Dans son raisonnement, l’enjeu est simple : moins de silos, moins de duplications, une gouvernance unifiée et une exploitation plus fluide de la donnée, quelle que soit la nature des usages. Il cite au passage des premiers exemples concrets, comme Virgin Atlantic, qui aurait réduit par trois son temps d’analyse pour ouvrir de nouvelles lignes, ou encore de grands groupes français qui repensent déjà l’accès de leurs dirigeants à la BI via Genie.
Mais l’intérêt de l’entretien est surtout de ne pas esquiver les objections des DSI. Moderniser, oui, mais avec quels budgets ? Ajouter de nouvelles applications, oui, mais sans empiler davantage de dette technique ? Sur ce point, Guillaume Brandenburg reconnaît que le legacy reste un sujet lourd et que les entreprises investissent plus facilement dans l’innovation que dans une modernisation “à bénéfice égal”. Il parie néanmoins sur une nouvelle génération d’outils et d’usages capables, à terme, d’« alléger le poids du legacy », allant jusqu’à évoquer la vague du “vibe coding” comme un signal faible à suivre de près. Son idée est claire : plutôt que de tout réécrire d’un coup, il faut avancer par les nouveaux usages à forte valeur, en préparant progressivement le terrain de la transformation plus profonde.
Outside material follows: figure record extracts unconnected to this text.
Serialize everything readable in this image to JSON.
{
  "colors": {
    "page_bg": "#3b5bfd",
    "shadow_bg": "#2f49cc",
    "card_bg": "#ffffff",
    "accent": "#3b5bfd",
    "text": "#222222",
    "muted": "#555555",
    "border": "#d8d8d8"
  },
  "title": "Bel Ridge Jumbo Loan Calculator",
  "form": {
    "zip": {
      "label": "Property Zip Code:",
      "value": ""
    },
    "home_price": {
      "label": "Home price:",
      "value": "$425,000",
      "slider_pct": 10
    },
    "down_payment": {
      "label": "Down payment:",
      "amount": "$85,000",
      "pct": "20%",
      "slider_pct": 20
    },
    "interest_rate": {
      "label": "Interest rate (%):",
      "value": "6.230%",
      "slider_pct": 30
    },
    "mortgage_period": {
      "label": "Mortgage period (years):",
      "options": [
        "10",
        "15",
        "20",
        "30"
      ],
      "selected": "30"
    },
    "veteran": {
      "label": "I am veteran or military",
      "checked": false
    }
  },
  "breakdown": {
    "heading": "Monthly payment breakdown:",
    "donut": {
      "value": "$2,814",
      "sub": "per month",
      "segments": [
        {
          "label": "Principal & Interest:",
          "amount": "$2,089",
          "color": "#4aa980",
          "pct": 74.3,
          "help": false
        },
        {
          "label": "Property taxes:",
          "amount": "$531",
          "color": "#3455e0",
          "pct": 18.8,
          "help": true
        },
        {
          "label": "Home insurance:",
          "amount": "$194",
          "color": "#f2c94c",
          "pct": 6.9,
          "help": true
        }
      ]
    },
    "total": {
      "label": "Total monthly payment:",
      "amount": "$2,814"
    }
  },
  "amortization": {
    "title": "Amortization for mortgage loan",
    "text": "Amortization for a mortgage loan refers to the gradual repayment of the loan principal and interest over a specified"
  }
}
Reste enfin la question de la maîtrise. Car démocratiser la donnée et l’IA peut aussi ouvrir la porte au shadow AI, voire demain au “shadow application”. Guillaume Brandenburg assume cette tension, mais refuse l’idée d’un chaos inévitable : « ça ne veut pas dire que c’est le Far West ».
Selon lui, le rôle du DSI ne disparaît pas ; il se recentre sur ses fonctions régaliennes de sécurité, de gouvernance et de contrôle des accès. C’est dans cette logique qu’il met en avant Unity Catalog, présenté comme la pièce maîtresse permettant de savoir qui accède à quoi, avec quel modèle, quel algorithme et quel prompt. En d’autres termes, libérer les métiers ne vaut que si l’on renforce, en parallèle, la traçabilité et la gouvernance.
Au fond, Guillaume Brandenburg livre une lecture assez nette de la séquence actuelle : l’IA entre dans une phase plus industrielle, plus gouvernée et plus directement reliée aux priorités business. Pour les DSI, l’équation reste exigeante, mais il pose un marqueur simple, presque brutal : « le coût de ne rien faire, je pense qu’il n’y a pas photo ». Une formule qui résume bien l’entretien : entre prudence architecturale et impératif d’accélération, Databricks veut convaincre que le moment n’est plus à l’observation, mais à la mise en production raisonnée.